Are Cancun’s beaches finally Free of algae?
Cancun’s world-famous beaches will be at their pristine best during the next three months, leading up to early March 2023. Visitors will be able to enjoy the iconic white sands on the Yucatan Peninsula and its picture-perfect ocean views after local authorities recently declared the sargassum algae season over.
It is also expected that sargassum levels will remain very low in the coming months and be unnoticeable to guests planning to spend the holidays and the start of 2023 here.
Sargassum in Cancun December 2022 update
A period of tranquility
"Northern winds are beginning to blow, and that makes most of the sargassum stay in the main current in the Caribbean Sea," scientist Alberto Pereira Corona said.
"Then it goes through the Yucatan channel, leaving our beaches clean. These forecasts can be maintained during the rest of the year, and that will improve.
"There will be significantly less sargassum until at least February or early March. We will have at least three months of tranquility on the beaches so that tourists from colder climates can enjoy them."

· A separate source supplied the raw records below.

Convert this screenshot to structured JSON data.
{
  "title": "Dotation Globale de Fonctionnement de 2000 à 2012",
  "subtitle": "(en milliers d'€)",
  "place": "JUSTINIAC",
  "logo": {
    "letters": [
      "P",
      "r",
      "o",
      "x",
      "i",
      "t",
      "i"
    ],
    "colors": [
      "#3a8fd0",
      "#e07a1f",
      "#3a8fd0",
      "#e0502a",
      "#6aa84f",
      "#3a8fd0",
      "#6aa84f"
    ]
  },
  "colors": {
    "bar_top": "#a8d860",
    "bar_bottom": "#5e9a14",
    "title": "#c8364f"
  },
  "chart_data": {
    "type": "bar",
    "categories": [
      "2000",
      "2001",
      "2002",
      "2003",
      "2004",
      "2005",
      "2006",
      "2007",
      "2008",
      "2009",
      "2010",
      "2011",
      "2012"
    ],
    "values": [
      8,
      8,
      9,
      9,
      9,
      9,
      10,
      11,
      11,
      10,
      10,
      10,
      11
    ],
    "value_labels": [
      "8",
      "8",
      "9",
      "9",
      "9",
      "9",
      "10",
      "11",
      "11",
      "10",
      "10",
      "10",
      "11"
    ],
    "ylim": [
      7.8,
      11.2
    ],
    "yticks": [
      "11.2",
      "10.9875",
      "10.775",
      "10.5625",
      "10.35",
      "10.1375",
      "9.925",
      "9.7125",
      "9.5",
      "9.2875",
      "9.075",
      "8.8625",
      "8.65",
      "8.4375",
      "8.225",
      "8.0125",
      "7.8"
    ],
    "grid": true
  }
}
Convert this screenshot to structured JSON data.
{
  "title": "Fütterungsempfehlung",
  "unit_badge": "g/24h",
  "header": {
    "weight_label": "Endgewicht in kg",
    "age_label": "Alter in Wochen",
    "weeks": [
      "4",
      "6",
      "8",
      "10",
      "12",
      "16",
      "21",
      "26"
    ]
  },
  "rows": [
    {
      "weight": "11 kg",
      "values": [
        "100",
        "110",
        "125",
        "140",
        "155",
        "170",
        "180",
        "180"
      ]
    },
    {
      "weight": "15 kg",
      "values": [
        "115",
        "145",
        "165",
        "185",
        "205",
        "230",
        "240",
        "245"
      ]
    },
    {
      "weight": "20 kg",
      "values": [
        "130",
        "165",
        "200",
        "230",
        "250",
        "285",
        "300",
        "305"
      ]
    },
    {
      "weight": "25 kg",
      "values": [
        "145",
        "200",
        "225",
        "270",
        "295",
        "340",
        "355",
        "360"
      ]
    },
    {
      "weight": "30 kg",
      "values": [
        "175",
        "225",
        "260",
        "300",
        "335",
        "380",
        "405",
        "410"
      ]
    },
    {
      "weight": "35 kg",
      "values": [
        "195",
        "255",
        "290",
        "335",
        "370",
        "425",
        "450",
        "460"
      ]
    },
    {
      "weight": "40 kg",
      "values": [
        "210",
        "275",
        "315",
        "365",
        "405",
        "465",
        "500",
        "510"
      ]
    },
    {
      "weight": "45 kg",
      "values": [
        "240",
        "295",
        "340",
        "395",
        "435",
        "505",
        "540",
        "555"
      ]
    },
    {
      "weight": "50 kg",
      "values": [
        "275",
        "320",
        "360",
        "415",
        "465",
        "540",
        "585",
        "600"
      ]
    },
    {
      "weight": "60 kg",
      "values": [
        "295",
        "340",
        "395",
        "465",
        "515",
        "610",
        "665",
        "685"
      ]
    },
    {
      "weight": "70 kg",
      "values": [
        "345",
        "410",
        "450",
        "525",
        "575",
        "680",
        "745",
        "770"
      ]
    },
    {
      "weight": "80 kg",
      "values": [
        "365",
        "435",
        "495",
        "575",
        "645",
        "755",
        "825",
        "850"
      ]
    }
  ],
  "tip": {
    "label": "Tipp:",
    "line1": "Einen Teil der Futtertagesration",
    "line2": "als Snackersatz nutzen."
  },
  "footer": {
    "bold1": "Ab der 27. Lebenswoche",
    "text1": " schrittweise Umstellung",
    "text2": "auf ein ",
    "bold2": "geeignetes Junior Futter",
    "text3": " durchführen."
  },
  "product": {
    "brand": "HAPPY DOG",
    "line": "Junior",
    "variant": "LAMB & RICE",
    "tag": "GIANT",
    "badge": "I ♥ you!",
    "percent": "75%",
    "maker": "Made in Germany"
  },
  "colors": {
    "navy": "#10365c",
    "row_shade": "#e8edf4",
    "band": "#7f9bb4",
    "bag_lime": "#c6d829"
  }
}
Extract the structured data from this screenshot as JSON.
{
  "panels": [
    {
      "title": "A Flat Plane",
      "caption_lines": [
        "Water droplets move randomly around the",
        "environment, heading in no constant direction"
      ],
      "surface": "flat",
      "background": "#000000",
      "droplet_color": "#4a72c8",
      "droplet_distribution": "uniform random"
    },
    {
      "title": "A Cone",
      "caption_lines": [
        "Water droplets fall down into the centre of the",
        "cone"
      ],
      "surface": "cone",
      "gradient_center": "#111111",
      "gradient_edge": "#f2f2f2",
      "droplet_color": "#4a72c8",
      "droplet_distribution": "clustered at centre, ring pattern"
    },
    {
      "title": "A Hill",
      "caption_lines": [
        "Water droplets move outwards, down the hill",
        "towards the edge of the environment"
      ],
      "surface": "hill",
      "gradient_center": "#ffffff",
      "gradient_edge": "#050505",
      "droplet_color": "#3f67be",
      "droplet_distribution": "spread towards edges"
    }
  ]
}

There are also optimistic predictions for lower sargassum levels than usual due to Hurricane Fiona, which occurred earlier this year. Reports suggest the hurricane will 'continue to cause changes in the structure of currents in the Caribbean Sea, meaning that the beaches of Cancun and the Mexican-Caribbean should remain pristine for an extended period.
Some of the collected sargassums also go to good use as it can be used as fuel, energy generator, fertilizer, and animal feed. It has been identified as a valuable raw material in several industries, meaning it could significantly contribute to several industries in Mexico.
A world-renowned destination
The most popular time to visit Cancun is between December and April. The weather is warm, around 85°F, but cooler than the heat of the middle of summer, with little chance of rain.
These make for ideal conditions for spending long days on the beach, but the area also has excellent oceans, reefs, and cenotes. Visibility underwater can be at its best around this time, and many visitors make the most of the opportunity to go snorkeling and diving during their stay.
December also offers one of the last chances of the year to spot baby sea turtles hatching. The hatching season begins around July and continues towards the end of the year. Witnessing this incredible natural spectacle on some of the best beaches in the world is often another highlight for guests.
Of course, that's not forgetting the celebrations for Christmas and New Year, which are made extra special for visitors looking to make memories by the many wonders of Cancun.
Working to keep Cancun's beaches clean
Sargassum season typically runs between April and October, but this window can move depending on the weather.
In 2022, sargassum was found on the beaches of Cancun up until late November. However, efforts were made by the municipal public services personnel to clear the seaweed.
This work ensured that locals and international visitors could enjoy their time on the coast, just like at any other point during the year.
The methods used to clear the beaches include authorities in Tulum setting up several sargassum containment barriers. At the same time, Cancun and Playa del Carmen have continued to use sargassum removal boats to monitor and dispose of excess seaweed.
Sargassum algae in Cancun 2018 update
In the last three days, the main beaches of Playa Del Carmen have begun to clear of the sargassum algae in their sandy areas. Natural factors such as the arrival of the northern winds have favored these conditions.
Beaches such as 88, with the distinctive Blue Flag, Mamitas and those in the central zone, are those that are free of algae, reported Civil Protection lifeguards.
Last month there was so much algae on Beach 88 near the Paradisus hotel that hotel staff blocked the entrance to the beach. However, yesterday, this stretch of Beach 88 was completely clear.
Meteorologist Luis Antonio Morales Ocaña said weather conditions look favorable to continue clearing the sargassum, at least for now.
"There are already signs of weather changes since the end of last month, but now the northern winds that are felt and recorded are those that could be taking sargassum from this area of the coast. But beware, this sargassum could be reaching another part of the coast, but at least for now not here. … Another very important factor is that there are systems in the Atlantic, and that helps ", explained Morales Ocaña.
Algae Totals and Recording
Two weeks ago, the Federal Maritime Terrestrial Zone (Zofemat) reported that it collected an average of 50 tons of algae per day.
The current city administration has not been recording sargassum levels for very long and does not have a long term historical record of this data, but will continue to monitor levels and report to the public as the situation advances.
Right now the beaches appear clear, and the water near the coast remains slightly brown-colored in appearance because for several days there was high accumulation of algae.
Civil Protection guards calculated that there is an average of two thousand people who arrive daily to the beach, and they are hopeful that with improved conditions, there will be even more people enjoying the beach next weekend.